Bradley had always been the one I compared with Carmen; he was sophisticated, well - mannered while Carmen had been so crass and crude.  In fact, for a long time, I had envied Aisha so much because of Bradley, yet suddenly I was no longer envying that fairytale.  This new-offer-it gave me no happiness of joy, but sheer pain by making me think about how I had to move on.  Forget and move on.

The imagery had changed, the hero was no longer a golden boy, but a broken psycho whose betrayal had been so harsh and eye opening.  And that thought alone made me feel like throwing a tantrum.  I couldn’t keep on being on emotions that had been so badly manipulated and toyed with.

Perhaps, this was the twist in my fairytale.
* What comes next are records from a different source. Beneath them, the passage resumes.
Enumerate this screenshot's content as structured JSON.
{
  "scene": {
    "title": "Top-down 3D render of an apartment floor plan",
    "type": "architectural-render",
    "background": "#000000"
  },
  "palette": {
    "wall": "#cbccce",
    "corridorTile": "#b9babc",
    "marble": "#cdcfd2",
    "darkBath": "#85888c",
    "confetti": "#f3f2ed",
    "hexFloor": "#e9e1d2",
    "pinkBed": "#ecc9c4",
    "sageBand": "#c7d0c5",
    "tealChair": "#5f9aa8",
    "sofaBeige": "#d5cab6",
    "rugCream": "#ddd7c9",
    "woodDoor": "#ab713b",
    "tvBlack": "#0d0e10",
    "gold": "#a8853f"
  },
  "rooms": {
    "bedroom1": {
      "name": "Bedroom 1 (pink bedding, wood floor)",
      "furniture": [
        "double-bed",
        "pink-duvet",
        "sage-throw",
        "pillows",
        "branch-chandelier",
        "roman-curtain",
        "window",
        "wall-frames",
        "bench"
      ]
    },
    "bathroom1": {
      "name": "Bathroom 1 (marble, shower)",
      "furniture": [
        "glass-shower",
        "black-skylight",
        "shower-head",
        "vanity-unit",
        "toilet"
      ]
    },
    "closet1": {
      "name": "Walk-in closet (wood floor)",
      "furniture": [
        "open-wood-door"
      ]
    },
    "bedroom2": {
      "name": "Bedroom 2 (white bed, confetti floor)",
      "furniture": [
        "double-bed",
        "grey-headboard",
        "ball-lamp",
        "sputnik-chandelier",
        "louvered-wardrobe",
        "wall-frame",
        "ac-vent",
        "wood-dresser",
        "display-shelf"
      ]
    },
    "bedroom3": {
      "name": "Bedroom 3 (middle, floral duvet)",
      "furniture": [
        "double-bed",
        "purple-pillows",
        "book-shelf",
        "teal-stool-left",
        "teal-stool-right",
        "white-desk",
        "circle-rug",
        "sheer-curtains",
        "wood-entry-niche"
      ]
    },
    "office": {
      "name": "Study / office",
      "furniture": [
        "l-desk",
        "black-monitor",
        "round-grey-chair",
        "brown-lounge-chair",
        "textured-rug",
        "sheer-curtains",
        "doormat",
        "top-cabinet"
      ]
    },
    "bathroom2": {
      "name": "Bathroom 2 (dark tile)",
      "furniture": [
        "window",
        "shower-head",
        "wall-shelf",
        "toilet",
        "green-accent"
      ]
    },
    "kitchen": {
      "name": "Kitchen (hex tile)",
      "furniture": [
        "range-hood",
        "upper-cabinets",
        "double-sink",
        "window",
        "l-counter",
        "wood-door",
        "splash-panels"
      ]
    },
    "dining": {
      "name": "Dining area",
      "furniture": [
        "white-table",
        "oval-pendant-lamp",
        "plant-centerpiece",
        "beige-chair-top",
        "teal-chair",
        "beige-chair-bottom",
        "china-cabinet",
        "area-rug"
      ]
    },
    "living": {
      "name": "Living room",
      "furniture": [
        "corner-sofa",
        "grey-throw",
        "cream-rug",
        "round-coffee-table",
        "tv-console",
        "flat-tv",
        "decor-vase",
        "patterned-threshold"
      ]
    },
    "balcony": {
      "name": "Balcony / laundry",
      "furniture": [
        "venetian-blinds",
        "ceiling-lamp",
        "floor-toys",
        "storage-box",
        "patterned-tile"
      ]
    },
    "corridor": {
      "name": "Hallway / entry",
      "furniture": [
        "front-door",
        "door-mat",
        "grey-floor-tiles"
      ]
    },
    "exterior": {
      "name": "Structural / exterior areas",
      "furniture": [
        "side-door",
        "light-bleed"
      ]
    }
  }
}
Perhaps, I had been thinking all wrong, and Carmen was never meant to be a hero, more like a villain, whose entry in my life was just something to face my old wounds and eye the world from a whole new perspective.  I used to be childish and completely unaware of my naïve habits.  This had been an eye- opener.  And perhaps, that is exactly what I needed before starting with the next chapter of my life.

Now hating the tears as they started collecting in my heart and refraining from sniffling in sorrow, I lowered my head and quietly whispered.  ‘Tell them that I am okay with it…’  My voice worked hard to refrain from cracking.

‘Are you sure?’  Mama gave me a concerned look.

‘Yes.’

‘Sarah…’

‘Mama, Bradley has always been a good man, and I think I need to move on from that whole kidnapping episode.  This will be a good step.’

‘Alright, If you are okay with this, I will go and talk to your father,’  She quietly mused, making me nod.

‘Okay,’

Watching her leave finally made my invisible tears finally trickle down.  My emotions…they were a mess, but never was I going to allow myself to break.  Never again was I going to look at the past.

I was going to start a whole new chapter of my life and make sure to keep the memories of betrayals, manipulations, completely forgotten.

I WAS GOING TO FORGET OLD WOUNDS..

I NEVER KNEW GOLDEN LIES COULD BE SO DECEIVING…

Bradley had returned.

There was a wave of celebration floating around.  My parents were happy.  Mr and Mrs Nishaan, alongside Bradley, were coming to our house today to officially ask for my hand, and I just didn’t know how to feel.  This was really happening; I felt numb, confused and definitely not ready.